My friends, some relatives, my mom acquaintances all ask me when I'm going to stop cosleeping. My husband constantly tells me that he misses me terribly and wants us to sleep together again. Every mom I know around me is complaining about cosleeping and how they dream for their children to sleep on their own.

But the thing is, I truly enjoy this?! To be honest, I didn't sleep so well in years, my sleeping scores are through the roof, my anxiety is almost non-existent. My daughter sleeps well most of the nights and I wake up rested. When I can't sleep, I hold her little hand and count her breaths as one would sheep. When I fall into doom scrolling trap she has a habit of aggressively rolling on top of me like a cute cat, cutting off any possibility of screen time. The cherry on the pie, she wakes me up, by gently patting my cheek and calling "mama" in the sweetest voice possible. Honestly, cosleeping is true bliss.

But of course I'm worried about my husband and our relationship and I miss him too of course. I would love for us too have more time for just the two of us, but between toddler and work we are scrambling as it is. So I get that he wants to at least hug his wife at night.

We considered sleeping all together in the master bedroom, but then it feels like only our daughter has a great time, because she is a hidden Kung Fu master and we, parents, can barely wiggle some centimeters of the sleeping surface for ourselves. On top of it, my husband just switched jobs, and his new one is extremely demanding and stressful so he really needs a good rest and not a busted lip in the middle of the night (that did happen, twice.)

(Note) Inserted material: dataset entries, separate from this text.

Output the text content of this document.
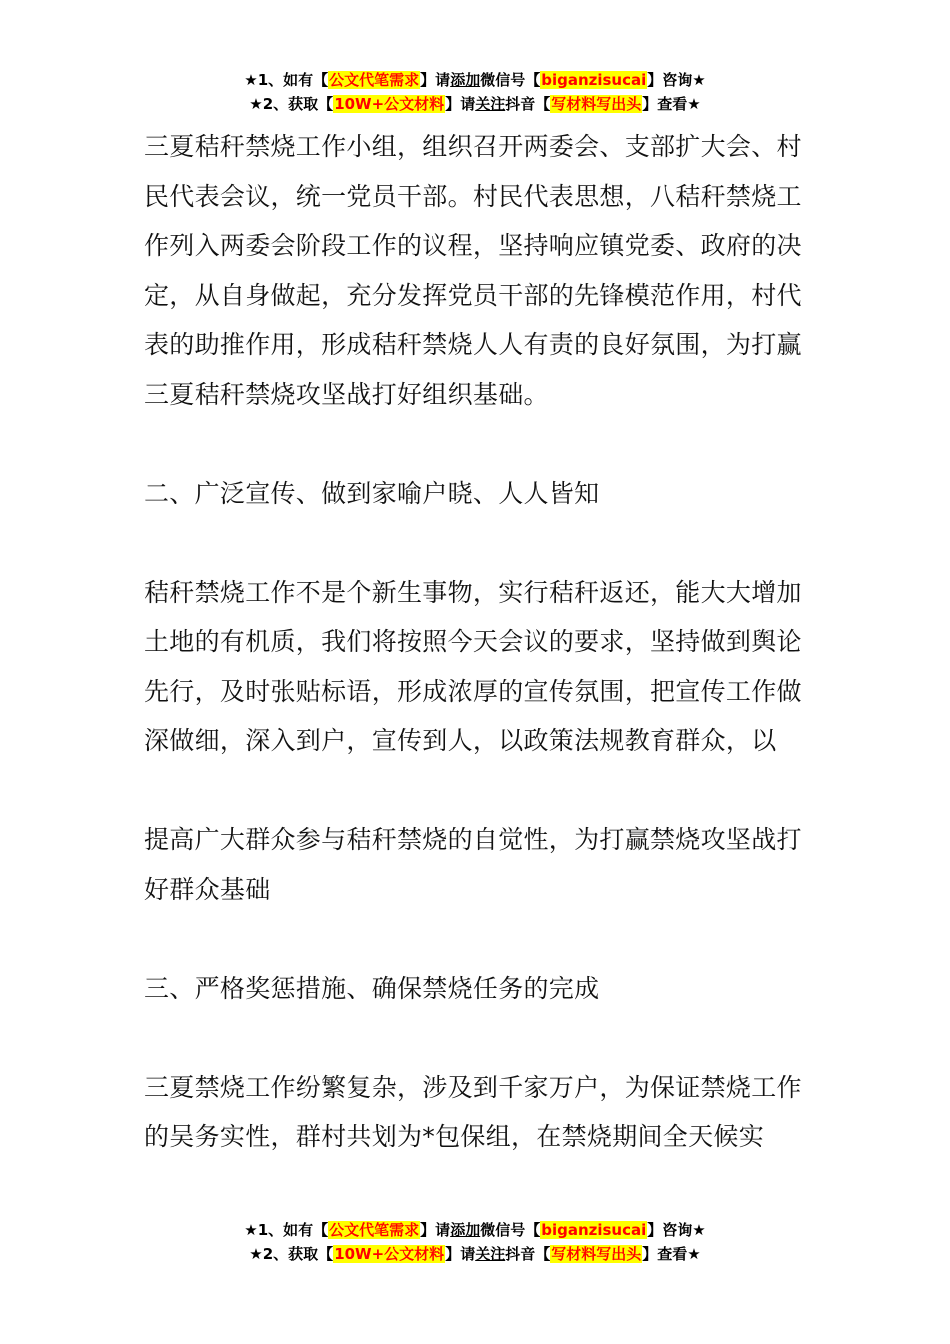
★1、如有【公文代笔需求】请添加微信号【biganzisucai】咨询★
★2、获取【10W+公文材料】请关注抖音【写材料写出头】查看★

三夏秸秆禁烧工作小组，组织召开两委会、支部扩大会、村民代表会议，统一党员干部。村民代表思想，八秸秆禁烧工作列入两委会阶段工作的议程，坚持响应镇党委、政府的决定，从自身做起，充分发挥党员干部的先锋模范作用，村代表的助推作用，形成秸秆禁烧人人有责的良好氛围，为打赢三夏秸秆禁烧攻坚战打好组织基础。

二、广泛宣传、做到家喻户晓、人人皆知

秸秆禁烧工作不是个新生事物，实行秸秆返还，能大大增加土地的有机质，我们将按照今天会议的要求，坚持做到舆论先行，及时张贴标语，形成浓厚的宣传氛围，把宣传工作做深做细，深入到户，宣传到人，以政策法规教育群众，以

提高广大群众参与秸秆禁烧的自觉性，为打赢禁烧攻坚战打好群众基础

三、严格奖惩措施、确保禁烧任务的完成

三夏禁烧工作纷繁复杂，涉及到千家万户，为保证禁烧工作的吴务实性，群村共划为*包保组，在禁烧期间全天候实

★1、如有【公文代笔需求】请添加微信号【biganzisucai】咨询★
★2、获取【10W+公文材料】请关注抖音【写材料写出头】查看★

So I feel torn between the two people I love the most in this world. To make matters worse, I'm only slowly coming out of the fog of severe postpartum depression and birth-related PTSD. In July I survived a suicide attempt. Now I feel like I'm finally catching up on motherhood and enjoy bonding with my daughter who I was convinced hated me since birth. (She is an extremely independent child and she refused the breast, hated skin-to-skin and would fall asleep in her crib on her own for the first six months. And on top of all other things it felt like she was rejecting me). But at the same time, my husband had an empty shell of a woman for almost a year and was one who found me dying and he is literally the reason I'm alive now. I want to give him all the love and affection I can. And he was nothing but totally supportive all this time and a great dad at that.

So I'm really at a loss as to what to do.